Port scanning and service enumeration are the heart of the scanning phase. Knowing TCP vs UDP shapes your scan type, and recognising common ports instantly tells you what service to enumerate next.
TCP handshake. SYN → SYN-ACK → ACK before data. Reliability. TCP retransmits and orders; UDP doesn't. Ports. 16-bit endpoint identifiers. Well-known services. 22 SSH, 80 HTTP, 443 HTTPS, 445 SMB, 3389 RDP, 3306 MySQL, 53 DNS, 25 SMTP.

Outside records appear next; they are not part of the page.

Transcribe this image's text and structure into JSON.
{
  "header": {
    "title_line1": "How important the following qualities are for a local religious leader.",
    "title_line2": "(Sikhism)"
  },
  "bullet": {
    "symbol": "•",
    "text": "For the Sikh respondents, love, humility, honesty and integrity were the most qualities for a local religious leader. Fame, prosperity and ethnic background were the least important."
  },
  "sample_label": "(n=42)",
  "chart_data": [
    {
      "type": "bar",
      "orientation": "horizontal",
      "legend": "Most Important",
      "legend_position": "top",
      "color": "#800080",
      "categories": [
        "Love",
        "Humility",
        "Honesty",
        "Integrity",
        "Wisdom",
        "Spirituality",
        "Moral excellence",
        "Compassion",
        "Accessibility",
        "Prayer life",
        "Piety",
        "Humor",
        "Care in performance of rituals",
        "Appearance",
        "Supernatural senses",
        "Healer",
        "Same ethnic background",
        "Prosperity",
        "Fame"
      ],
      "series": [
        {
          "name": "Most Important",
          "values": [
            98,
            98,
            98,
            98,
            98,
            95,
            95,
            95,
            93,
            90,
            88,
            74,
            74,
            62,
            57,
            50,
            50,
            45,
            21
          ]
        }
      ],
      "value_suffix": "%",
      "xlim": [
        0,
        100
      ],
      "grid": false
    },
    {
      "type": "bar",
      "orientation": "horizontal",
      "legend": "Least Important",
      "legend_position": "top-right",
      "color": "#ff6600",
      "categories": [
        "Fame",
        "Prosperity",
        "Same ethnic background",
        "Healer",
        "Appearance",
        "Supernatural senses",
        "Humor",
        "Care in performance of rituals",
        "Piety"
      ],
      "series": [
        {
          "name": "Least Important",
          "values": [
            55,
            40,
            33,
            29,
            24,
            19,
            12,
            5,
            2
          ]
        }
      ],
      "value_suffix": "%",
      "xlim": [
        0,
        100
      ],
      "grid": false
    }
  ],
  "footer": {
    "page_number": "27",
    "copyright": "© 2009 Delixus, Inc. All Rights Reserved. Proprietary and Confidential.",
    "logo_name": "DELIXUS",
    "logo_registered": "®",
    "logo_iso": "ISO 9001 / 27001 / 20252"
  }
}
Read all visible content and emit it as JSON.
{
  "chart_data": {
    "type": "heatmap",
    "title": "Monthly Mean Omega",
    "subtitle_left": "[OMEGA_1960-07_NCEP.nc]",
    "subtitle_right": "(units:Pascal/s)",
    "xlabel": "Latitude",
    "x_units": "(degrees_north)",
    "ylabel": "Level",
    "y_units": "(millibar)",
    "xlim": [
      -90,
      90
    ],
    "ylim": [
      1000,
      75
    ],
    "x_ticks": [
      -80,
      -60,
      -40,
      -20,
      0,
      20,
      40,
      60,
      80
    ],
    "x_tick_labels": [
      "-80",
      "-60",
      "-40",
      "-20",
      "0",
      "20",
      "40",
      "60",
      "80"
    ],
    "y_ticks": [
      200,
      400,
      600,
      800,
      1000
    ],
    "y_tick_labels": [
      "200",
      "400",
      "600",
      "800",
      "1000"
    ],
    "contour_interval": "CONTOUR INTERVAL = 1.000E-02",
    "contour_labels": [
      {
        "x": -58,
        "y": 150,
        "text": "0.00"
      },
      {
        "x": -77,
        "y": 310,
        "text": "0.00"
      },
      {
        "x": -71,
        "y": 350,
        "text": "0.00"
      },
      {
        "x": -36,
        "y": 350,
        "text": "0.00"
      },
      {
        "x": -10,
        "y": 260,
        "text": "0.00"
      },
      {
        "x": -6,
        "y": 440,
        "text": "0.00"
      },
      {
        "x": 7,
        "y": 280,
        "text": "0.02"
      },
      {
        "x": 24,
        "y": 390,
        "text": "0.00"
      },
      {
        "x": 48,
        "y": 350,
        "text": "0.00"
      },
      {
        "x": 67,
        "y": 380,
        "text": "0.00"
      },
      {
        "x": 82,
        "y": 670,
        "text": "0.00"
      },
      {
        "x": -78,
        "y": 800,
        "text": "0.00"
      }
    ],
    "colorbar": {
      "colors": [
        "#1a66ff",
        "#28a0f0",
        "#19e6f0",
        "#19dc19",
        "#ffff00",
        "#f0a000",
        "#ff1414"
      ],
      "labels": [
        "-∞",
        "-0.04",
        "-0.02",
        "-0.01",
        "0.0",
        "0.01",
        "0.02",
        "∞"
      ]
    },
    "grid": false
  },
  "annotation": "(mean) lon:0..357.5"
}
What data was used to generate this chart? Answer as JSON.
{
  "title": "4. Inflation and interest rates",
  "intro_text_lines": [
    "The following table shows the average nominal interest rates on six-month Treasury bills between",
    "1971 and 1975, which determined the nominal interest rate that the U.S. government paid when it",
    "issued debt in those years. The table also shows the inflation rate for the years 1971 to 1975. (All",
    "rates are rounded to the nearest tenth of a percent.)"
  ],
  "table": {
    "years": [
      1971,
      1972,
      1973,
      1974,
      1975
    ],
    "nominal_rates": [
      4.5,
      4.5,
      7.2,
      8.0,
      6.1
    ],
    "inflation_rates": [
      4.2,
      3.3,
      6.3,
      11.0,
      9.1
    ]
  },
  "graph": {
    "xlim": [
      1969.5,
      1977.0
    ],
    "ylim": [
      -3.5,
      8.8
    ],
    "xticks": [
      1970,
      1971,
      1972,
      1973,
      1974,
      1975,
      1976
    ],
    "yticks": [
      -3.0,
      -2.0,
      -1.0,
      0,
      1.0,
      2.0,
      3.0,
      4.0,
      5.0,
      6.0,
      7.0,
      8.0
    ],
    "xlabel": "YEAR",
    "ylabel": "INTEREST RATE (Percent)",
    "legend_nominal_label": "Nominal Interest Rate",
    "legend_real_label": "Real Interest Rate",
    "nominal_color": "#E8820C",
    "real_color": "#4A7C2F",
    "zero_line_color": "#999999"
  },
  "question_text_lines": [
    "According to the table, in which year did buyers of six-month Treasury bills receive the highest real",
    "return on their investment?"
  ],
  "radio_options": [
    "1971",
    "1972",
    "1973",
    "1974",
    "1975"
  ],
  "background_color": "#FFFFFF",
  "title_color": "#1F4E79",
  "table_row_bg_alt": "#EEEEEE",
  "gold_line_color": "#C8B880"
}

The transport layer delivers data between processes, identified by ports (0–65535).
| TCP | UDP | |
|---|---|---|
| Connection | Yes (3-way handshake) | No |
| Reliable | Yes (acks, retransmit, ordering) | No |
| Overhead | Higher | Lower |
| Use | Web, SSH, email | DNS, DHCP, VoIP, games |
TCP's three-way handshake is SYN → SYN-ACK → ACK. Port scanners exploit this: a full connect sees the handshake complete; a SYN scan sends SYN and reads the reply without finishing.
| Port | Service |
|---|---|
| 21 | FTP |
| 22 | SSH |
| 25 | SMTP (mail) |
| 53 | DNS |
| 80 | HTTP |
| 110 | POP3 |
| 143 | IMAP |
| 443 | HTTPS |
| 445 | SMB |
| 3306 | MySQL |
| 3389 | RDP |
A port scan's job is to find which of these are open. Each open port is a service, and each service is a potential entry point. Recognising the port tells you what's likely listening before you've even grabbed a banner.
TCP = reliable, connection-oriented (handshake first); UDP = fast, connectionless. Services live on ports; the common-port table is a pentester's mental shortcut from an open port to the service likely behind it.